Thursday, November 20, 2008

Mid-November 2008 Update


We have survived the stomach virus, two colds, and are currently working with laryngitis. Mama's THIRD (3rd) bout this year. I don't get it. I don't smoke, I don't clean with harsh chemicals (or even with mild ones for that matter), and I don't have allergies.

I guess it's just the universe reminding me to be quiet sometimes. I won't do it on my own, so it's forced.

Below you'll see the most recent art, featuring two major body parts not previously seen in art of this era.
Mid-November 2008 Art

Everything he does is so wonderful to me. I mean all he did was add ears and hair to his body with eyes and legs and now I'm looking at private schools with art emphases.

While he progresses, unfortunately I digress and regress. Did y'all know there's a show about the try outs for the Dallas Cowboys' Cheerleaders? If you did, and you didn't tell me, then you're in trouble.

Now, I never actually wanted to BE a DCC (a rockette, a figure skater, or a Mandrell sister were my top choices), but Lord knows I would love to get to CHOOSE the DCCs.
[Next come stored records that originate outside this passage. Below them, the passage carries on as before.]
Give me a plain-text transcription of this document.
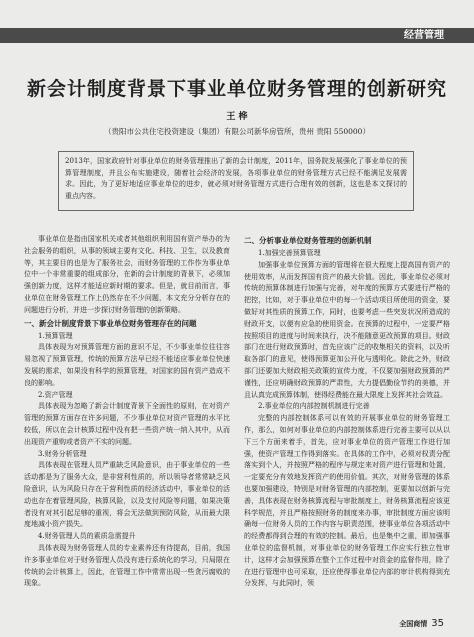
经营管理
新会计制度背景下事业单位财务管理的创新研究
王 桦
（贵阳市公共住宅投资建设（集团）有限公司新华房管所，贵州 贵阳 550000）
2013年，国家政府针对事业单位的财务管理推出了新的会计制度，2011年，国务院发展强化了事业单位的预算管理制度，并且公布实施建设，随着社会经济的发展，各项事业单位的财务管理方式已经不能满足发展需求。因此，为了更好地适应事业单位的进步，就必须对财务管理方式进行合理有效的创新，这也是本文探讨的重点内容。

事业单位是指由国家机关或者其他组织利用国有资产举办的为社会服务的组织，从事的领域主要有文化、科技、卫生，以及教育等，其主要目的也是为了服务社会，而财务管理的工作作为事业单位中一个非常重要的组成部分，在新的会计制度的背景下，必须加强创新力度，这样才能适应新时期的要求。但是，就目前而言，事业单位在财务管理工作上仍然存在不少问题，本文充分分析存在的问题进行分析，并进一步探讨财务管理的创新策略。

一、新会计制度背景下事业单位财务管理存在的问题
1.预算管理

具体表现为对预算管理方面的意识不足，不少事业单位往往容易忽视了预算管理，传统的预算方法早已经不能适应事业单位快速发展的需求，如果没有科学的预算管理，对国家的国有资产造成不良的影响。

2.资产管理

具体表现为忽略了新会计制度背景下全面性的原则，在对资产管理的预算方面存在许多问题，不少事业单位对资产管理的水平比较低，所以在会计核算过程中没有把一些资产统一纳入其中，从而出现资产重购或者资产不实的问题。

3.财务分析管理

具体表现在管理人员严重缺乏风险意识，由于事业单位的一些活动都是为了服务大众，是非营利性质的，所以领导者常常缺乏风险意识，认为风险只存在于营利性质的经济活动中，事业单位的活动也存在着管理风险，核算风险，以及支付风险等问题，如果决策者没有对其引起足够的重视，将会无法做到预防风险，从而最大限度地减小资产损失。

4.财务管理人员的素质急需提升

具体表现为财务管理人员的专业素养还有待提高，目前，我国许多事业单位对于财务管理人员没有进行系统化的学习，只局限在传统的会计核算上，因此，在管理工作中常常出现一些贪污腐败的现象。

二、分析事业单位财务管理的创新机制
1.加强完善预算管理

加强事业单位预算方面的管理将在很大程度上提高国有资产的使用效率，从而发挥国有资产的最大价值。因此，事业单位必须对传统的预算体制进行加强与完善，对年度的预算方式要进行严格的把控，比如，对于事业单位中的每一个活动项目所使用的资金，要做好对其性质的预算工作，同时，也要考虑一些突发状况所造成的财政开支，以便有应急的使用资金。在预算的过程中，一定要严格按照项目的进度与时间来执行，决不能随意更改预算的项目。财政部门在进行财政预算时，首先应该广泛的收集相关的资料，以及听取各部门的意见，使得预算更加公开化与透明化。除此之外，财政部门还要加大财政相关政策的宣传力度，不仅要加强财政预算的严谨性，还应明确财政预算的严肃性，大力提倡勤俭节约的美德，并且认真完成预算体制，使得经费能在最大限度上发挥其社会效益。

2.事业单位的内部控制机制进行完善

完整的内部控制体系可以有效的开展事业单位的财务管理工作，那么，如何对事业单位的内部控制体系进行完善主要可以从以下三个方面来着手，首先，应对事业单位的资产管理工作进行加强，使资产管理工作得到落实。在具体的工作中，必须对权责分配落实到个人，并按照严格的程序与规定来对资产进行管理和处置，一定要充分有效地发挥资产的使用价值。其次，对财务管理的体系也要加强建设，特别是对财务管理的内部控制，更要加以创新与完善，具体表现在财务核算流程与审批制度上，财务核算流程应该更科学规范，并且严格按照财务的制度来办事，审批制度方面应该明确每一位财务人员的工作内容与职责范围，使事业单位各项活动中的经费都得到合理的有效的控制。最后，也是集中之重，即加强事业单位的监督机制，对事业单位的财务管理工作应实行独立性审计，这样才会加强预算在整个工作过程中对资金的监督作用，除了在进行管理中也可采取，还应使得事业单位内部的审计机构得到充分发挥，与此同时，领

全国商情 35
I have been watching this show every night and I'm getting really close to these girls. I mean really -- they just wanna help people, y'all. They are not in it for the flashy performances, the white boots, or the proximity to extremely rich young athletes.

It's all about the community service. You know ... seeing off the troops heading out to Afganistan, posing with crippled children, and supporting fellow wanna-be DCCs by participating in crying sessions and/or pep talks, whichever is more appropriate for the occasion (getting kicked off = crying; getting a warning that you might = pep talk). And really, it's just like their director tells them when they do get canned: Some of them are just not a fit. It's not the uniform or the dancing or the hair. Sometimes, it's just not a fit. Sometimes they look winded after jumping into the air and falling into a split. Sometimes they just don't have long enough hair or legs or fingernails. But there's always a good reason and it's true: Not everybody is meant to be a DCC.

Right now there are 66 and they've GOT to get that number down to something more reasonable.

In case you wanna watch, it comes on right after "My Big Redneck Wedding" on the country music channel.

Last year it was Delilah. Now this.

I may have to start moonlighting or join another book club.

And if anyone knows what kind of lip gloss Barbara Mandrell used to wear, do tell. I've been trying to get my lips to shine like that for nearly 30 years.

Sunday, November 09, 2008

In case anybody's wondering ...


Radnor Nov. 2008
Originally uploaded by Kimmy Crack Corn
Now there are two of them barfing (and that other thing that you do when you have a stomach bug).

Fun.

Wednesday, November 05, 2008

Things that scare me


I wrote a really long, detailed post which got lost when my desktop crashed for the 413th time. Now I'm on the laptop, and I really think that it can all be summed up in six words:


BEYOND BELIEF BACKSEAT BARF and ASTHMA.

Mama said there'd be days like this. But, being an optimist,

I didn't believe her.

Clearly, I'm stupid.

Barf and asthma scare me. Today we had both.

The Goose, on the other hand, is primarily scared by a nine-eyed green hulk. I prefer more everyday problems. That's all, really.


And now, a week in pictures ...

Serious Halloween posing: Serious Halloween Portrait

Candy: candy

What he did after the ingestion of candy: what he did after eating candy Note that the couch has been completely dismantled.

The picture doesn't do this justice ... A Neon Orange Tree in my neighborhood It's NEON. I love fall.

What I did all day today: What I did for HOURS today

What he did all day today: Nebbin' with the marble track

My prayer: Please let all these drugs be working. I couldn't stand to know that all of our efforts were in vain.

And PLEASE let my baking soda/vinegar scrub of the ENTIRE backseat of my car not be in vain either.

Vanity is useless. Steroids and baking soda better not be.